Tweets with special characters, like Spanish tildes are incorrectly displayed in the tweet contents field. They work correctly in the title though.

Removing the utf8_encode function in line 786 in tweet_feed.module helps, as it seems to work properly now.

Lines 784 to 788 in tweet_feed.module:

 // The tweet itself goes into the tweet contents field
  $node->field_tweet_contents[$node->language][0] = array(
    'value' => utf8_encode(htmlspecialchars_decode($tweet_html)),
    'format' => 'full_html',
  );

By removing the utf8_encode function call, tweets import correctly now:

 // The tweet itself goes into the tweet contents field
  $node->field_tweet_contents[$node->language][0] = array(
    'value' => htmlspecialchars_decode($tweet_html),
    'format' => 'full_html',
  );

Comments

codibit created an issue. See original summary.

cebasqueira’s picture

Assigned: Unassigned » cebasqueira
cebasqueira’s picture

Assigned: cebasqueira » Unassigned
Status: Active » Needs review
FileSize
509 bytes
codibit’s picture

I've been testing without the utf8_encode, and now it fails when it finds an emoji character, the database needs to be migrated to 4 byte UTF-8 in order to do this, or ,I guess, emojis need to be filtered out or replaced (I used the utf8mb4_convert drush module)

Grimreaper’s picture

Hello,

Inverting htmlspecialchars_decode() and utf8_encode() solved the problem for me.

Here is a patch for that.

Thanks for the review.

PaulDinelle’s picture

Since this somewhat applies, I also noticed that mention names were not being properly stripped like the title is, so I have included that here in addition to @Grimreaper's fix. This was patched against 7.x-3.x-dev so that it can be better included.

ElusiveMind’s picture

I have to play catch up here. I also need to deal with the now unsupported Oauth module. I will likely be working on updates to the module this weekend. I'll try to have something ready for testing Sunday night with additions in it. Sorry for the delays.

rsmylski’s picture

I was trying this out hoping to get it to help clean up some tweets that were getting garbled during import. I found the utf8_encode() was mangling characters like ’ and the like. I added a fix I had applied to a different project - converting characters like that to their ASCII equivalent.

ElusiveMind’s picture

Could this be solved via the UTF-8 fix in Drupal and MySQL? Granted it requires MySql 5.5.3 or higher. I will be submitting a new dev that may fix this and the tilde/emoji issue.

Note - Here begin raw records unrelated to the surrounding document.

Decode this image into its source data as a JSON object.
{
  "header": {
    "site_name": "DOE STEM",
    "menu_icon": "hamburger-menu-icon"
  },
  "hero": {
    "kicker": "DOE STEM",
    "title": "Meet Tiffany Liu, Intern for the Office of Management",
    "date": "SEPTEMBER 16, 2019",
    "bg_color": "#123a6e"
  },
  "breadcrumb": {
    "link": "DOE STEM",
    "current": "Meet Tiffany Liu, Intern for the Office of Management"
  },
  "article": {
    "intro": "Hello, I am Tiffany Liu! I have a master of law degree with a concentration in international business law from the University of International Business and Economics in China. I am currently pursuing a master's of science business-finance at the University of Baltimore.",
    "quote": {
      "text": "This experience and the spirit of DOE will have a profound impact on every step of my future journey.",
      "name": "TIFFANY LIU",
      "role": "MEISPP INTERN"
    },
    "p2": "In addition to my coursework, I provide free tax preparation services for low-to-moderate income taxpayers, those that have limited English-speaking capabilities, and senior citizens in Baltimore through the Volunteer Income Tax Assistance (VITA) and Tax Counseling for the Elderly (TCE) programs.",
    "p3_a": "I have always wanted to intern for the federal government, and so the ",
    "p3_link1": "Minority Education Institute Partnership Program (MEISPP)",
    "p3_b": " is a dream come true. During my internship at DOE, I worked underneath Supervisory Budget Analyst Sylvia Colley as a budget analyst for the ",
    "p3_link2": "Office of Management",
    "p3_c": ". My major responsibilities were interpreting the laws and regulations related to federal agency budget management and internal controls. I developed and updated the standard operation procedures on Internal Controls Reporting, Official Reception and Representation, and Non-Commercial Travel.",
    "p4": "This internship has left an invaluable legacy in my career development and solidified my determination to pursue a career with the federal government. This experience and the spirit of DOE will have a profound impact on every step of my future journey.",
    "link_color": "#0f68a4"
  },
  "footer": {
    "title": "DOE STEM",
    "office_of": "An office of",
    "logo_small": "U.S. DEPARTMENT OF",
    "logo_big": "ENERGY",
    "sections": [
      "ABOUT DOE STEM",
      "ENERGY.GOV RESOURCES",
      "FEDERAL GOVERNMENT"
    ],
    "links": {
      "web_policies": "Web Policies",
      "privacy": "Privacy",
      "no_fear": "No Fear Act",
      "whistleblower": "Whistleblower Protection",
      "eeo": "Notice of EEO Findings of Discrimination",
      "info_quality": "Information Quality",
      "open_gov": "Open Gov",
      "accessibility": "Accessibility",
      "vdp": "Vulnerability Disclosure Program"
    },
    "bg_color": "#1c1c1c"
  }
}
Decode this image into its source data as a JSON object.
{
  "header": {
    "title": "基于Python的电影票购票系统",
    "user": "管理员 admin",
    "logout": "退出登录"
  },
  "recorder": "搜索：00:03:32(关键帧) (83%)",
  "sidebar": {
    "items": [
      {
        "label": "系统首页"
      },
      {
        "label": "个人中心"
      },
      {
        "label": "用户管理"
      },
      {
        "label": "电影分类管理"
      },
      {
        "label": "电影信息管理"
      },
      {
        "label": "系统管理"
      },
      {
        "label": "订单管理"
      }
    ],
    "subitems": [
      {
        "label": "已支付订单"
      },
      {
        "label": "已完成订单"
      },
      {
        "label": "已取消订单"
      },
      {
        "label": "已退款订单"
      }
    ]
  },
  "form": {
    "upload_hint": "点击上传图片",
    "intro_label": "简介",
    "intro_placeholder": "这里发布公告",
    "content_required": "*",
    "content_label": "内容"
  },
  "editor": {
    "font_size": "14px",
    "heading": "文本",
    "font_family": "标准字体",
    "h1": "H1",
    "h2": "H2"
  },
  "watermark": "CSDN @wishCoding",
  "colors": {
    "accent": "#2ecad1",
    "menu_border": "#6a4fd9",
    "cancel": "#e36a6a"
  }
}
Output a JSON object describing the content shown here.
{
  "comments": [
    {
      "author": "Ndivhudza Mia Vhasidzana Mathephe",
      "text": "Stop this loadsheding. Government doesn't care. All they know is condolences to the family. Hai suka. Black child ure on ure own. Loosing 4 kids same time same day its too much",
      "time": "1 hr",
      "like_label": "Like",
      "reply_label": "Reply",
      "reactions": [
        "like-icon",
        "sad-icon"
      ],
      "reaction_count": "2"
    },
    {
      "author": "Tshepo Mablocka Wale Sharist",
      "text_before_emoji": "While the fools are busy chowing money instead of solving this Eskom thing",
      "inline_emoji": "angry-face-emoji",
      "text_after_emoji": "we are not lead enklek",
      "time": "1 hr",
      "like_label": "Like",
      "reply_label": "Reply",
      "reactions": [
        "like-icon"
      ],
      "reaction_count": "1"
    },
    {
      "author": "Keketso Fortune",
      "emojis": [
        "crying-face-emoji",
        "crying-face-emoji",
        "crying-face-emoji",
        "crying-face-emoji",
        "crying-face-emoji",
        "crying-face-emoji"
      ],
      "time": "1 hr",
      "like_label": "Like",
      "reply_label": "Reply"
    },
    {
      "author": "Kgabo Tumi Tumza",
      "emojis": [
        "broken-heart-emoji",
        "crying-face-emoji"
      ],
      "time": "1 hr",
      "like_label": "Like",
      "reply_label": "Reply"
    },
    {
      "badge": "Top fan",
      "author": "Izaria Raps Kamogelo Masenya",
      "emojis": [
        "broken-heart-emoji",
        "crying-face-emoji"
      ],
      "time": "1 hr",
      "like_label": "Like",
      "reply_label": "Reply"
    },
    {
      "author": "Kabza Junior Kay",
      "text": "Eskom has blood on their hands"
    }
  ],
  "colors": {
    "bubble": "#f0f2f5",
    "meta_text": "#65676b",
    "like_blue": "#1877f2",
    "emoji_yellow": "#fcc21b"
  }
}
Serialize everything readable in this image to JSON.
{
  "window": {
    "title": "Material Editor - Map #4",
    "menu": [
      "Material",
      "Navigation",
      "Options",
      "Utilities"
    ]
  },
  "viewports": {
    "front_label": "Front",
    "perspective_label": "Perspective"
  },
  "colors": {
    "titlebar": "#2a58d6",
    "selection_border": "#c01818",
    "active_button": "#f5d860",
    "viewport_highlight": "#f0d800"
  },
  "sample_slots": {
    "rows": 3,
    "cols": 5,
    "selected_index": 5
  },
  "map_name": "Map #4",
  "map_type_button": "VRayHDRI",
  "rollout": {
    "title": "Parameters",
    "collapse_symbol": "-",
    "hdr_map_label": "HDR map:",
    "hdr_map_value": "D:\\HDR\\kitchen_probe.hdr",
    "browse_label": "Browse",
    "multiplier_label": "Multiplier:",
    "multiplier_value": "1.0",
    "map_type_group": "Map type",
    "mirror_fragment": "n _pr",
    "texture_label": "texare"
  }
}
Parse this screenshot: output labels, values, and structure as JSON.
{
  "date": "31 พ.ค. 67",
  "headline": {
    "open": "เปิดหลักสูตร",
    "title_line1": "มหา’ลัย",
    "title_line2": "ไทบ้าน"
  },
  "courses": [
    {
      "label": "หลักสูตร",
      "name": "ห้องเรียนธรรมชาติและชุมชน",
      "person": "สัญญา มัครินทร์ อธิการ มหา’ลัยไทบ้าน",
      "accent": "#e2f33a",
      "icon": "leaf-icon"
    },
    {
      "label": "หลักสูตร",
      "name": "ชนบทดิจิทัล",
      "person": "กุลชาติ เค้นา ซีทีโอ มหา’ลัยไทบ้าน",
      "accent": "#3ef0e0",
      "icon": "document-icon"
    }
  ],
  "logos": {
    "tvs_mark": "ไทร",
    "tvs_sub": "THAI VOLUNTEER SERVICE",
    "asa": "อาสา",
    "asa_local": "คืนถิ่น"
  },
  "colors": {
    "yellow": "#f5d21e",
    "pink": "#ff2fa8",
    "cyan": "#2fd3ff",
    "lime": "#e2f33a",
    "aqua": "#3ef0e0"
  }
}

  • ElusiveMind committed 04f7da0 on 7.x-3.x
    Issue #2765215 by cyclone321: Drush Commands To Import Tweets
    Issue #...
ElusiveMind’s picture

There is a test fix for this in the dev branch. Did not use the patch but rather leveraged Drupal's support of UTF-8

ElusiveMind’s picture

I have taken Patch #8 and made support for utf8-multibyte conditional. This means that if the user has UTF-8 multibyte tables it will take advantage of them. Otherwise, it will fallback to the patches logic.

  • ElusiveMind committed fe66deb on 7.x-3.x
    Issue #2828756 by cebasqueira, PaulDinelle, Grimreaper, rsmylski,...
ElusiveMind’s picture

Status: Needs review » Reviewed & tested by the community